When 2010 was about to end, Facebook had said that the coming year will see a lot of upgrades to its mobile interface. Facebook seemed serious about this proclamation because it has over 250 million users who access the site via their mobile devices, a number which is far greater than even Twitter and LinkedIn’s user base.
The social network is keen on keeping its word. In January this year, Facebook partnered with Snaptu to bring an app for feature phones which gives user a smartphone like experience, and earlier this month came the news that it has acquired the Israeli startup to dish out richer mobile experience to its users.
But the story doesn’t end here. Facebook has now staggered everyone by announcing that it is unifying its mobile websites touch.facebook.com and m.facebook.com into a single interface. Earlier there were two different versions of Facebook’s mobile platform; m.facebook.com, a low bandwidth website designed for feature phones and touch.facebook.com a richer app friendly platform for touch based phones. But due to this, Facebook had to build the same feature multiple times based on different coding.
To avoid that recurring action and to engage itself in more innovative tasks, Facebook has decided to incorporate its multiple versions into one, which is m.facebook.com. Other way of putting it is, the social network is renewing the old version of m.facebook.com so that users with cutting edge touch based mobile devices could experience a smooth interface and similar experience is shared by users with feature phones as well.
This is an impressive move from the the social network as it would be able to provide a better user interface across numerous mobile devices, it will also save ample time and resources to drive forward more captivating features. The most important thing for Facebook was to set the framework right, which will be the same for all devices.

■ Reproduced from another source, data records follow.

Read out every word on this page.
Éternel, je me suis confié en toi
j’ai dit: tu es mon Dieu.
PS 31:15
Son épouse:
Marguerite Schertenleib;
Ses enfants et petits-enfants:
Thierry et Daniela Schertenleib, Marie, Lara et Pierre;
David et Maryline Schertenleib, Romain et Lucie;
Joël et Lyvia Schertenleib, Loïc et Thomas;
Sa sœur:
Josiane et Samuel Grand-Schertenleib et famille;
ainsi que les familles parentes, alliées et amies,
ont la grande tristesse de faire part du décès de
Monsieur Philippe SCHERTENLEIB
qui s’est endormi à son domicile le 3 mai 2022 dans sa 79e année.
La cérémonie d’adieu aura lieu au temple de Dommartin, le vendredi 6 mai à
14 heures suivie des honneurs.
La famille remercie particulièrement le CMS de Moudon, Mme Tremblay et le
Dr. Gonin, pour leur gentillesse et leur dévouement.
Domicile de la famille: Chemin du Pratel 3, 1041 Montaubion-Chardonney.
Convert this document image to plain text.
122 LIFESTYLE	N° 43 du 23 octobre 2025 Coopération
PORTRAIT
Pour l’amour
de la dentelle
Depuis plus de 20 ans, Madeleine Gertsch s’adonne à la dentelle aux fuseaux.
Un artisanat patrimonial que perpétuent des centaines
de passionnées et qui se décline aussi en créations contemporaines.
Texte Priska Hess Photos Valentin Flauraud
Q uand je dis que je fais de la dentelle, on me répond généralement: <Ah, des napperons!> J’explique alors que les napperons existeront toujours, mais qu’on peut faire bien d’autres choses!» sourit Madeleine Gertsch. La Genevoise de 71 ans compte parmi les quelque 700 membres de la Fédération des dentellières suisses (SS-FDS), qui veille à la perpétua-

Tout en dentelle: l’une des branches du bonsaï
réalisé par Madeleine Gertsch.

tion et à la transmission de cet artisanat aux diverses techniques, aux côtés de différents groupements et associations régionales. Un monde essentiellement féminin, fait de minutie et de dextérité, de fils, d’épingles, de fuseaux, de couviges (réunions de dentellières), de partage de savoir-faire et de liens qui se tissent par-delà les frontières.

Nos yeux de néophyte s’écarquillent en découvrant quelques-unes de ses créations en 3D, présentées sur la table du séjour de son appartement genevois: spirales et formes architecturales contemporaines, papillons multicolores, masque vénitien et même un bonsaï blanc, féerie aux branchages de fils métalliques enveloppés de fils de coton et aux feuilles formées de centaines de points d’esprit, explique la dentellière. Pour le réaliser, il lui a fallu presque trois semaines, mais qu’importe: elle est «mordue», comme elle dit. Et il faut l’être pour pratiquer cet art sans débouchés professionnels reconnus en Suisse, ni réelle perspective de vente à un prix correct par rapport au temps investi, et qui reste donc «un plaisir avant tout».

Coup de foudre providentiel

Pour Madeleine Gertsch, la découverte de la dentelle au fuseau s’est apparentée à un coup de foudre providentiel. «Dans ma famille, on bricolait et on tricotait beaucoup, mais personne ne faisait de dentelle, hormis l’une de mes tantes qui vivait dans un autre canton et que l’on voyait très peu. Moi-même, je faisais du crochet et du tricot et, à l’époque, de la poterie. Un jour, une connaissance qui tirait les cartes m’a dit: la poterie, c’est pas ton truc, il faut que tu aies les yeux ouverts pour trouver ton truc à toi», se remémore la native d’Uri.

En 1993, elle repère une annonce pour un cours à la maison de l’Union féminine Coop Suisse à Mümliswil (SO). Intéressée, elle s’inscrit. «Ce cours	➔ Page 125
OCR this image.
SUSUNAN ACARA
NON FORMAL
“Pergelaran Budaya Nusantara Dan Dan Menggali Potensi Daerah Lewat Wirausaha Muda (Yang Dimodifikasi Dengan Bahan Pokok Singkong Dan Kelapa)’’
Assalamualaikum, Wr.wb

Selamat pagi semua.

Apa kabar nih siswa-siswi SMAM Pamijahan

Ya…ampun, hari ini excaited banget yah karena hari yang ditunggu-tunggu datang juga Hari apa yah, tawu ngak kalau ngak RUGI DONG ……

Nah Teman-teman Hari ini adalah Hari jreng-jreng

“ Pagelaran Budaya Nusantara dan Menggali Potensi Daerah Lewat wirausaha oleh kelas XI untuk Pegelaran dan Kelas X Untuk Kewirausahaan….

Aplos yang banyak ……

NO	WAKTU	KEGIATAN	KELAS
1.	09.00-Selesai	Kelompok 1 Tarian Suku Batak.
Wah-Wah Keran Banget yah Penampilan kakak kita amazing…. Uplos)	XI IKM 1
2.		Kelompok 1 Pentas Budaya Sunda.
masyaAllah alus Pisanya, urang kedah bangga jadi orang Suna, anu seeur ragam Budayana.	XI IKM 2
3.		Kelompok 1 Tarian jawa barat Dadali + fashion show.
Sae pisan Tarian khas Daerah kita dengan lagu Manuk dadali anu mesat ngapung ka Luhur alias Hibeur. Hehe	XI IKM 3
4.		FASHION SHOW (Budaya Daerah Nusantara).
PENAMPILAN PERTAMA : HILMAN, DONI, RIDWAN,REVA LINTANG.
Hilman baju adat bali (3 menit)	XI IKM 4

Using the PHP and XML incorporated XHP, Javelin and an open source database for mobile devices called WURFL, Facebook developed a new user interface framework that will use the unique code base but will give customized experience to touchscreen and feature phone users. In simple words, when you now visit m.facebook.com you will be shown the features and designs which are compatible with your phone.
According to me, Facebook’s next step could be to push out richer apps. Unifying the mobile site creates the foundation for future developments of better applications compatible to both smartphones and feature phones — this is where Snaptu will come into play.
What’s your take on the unified site? Have you given it a try?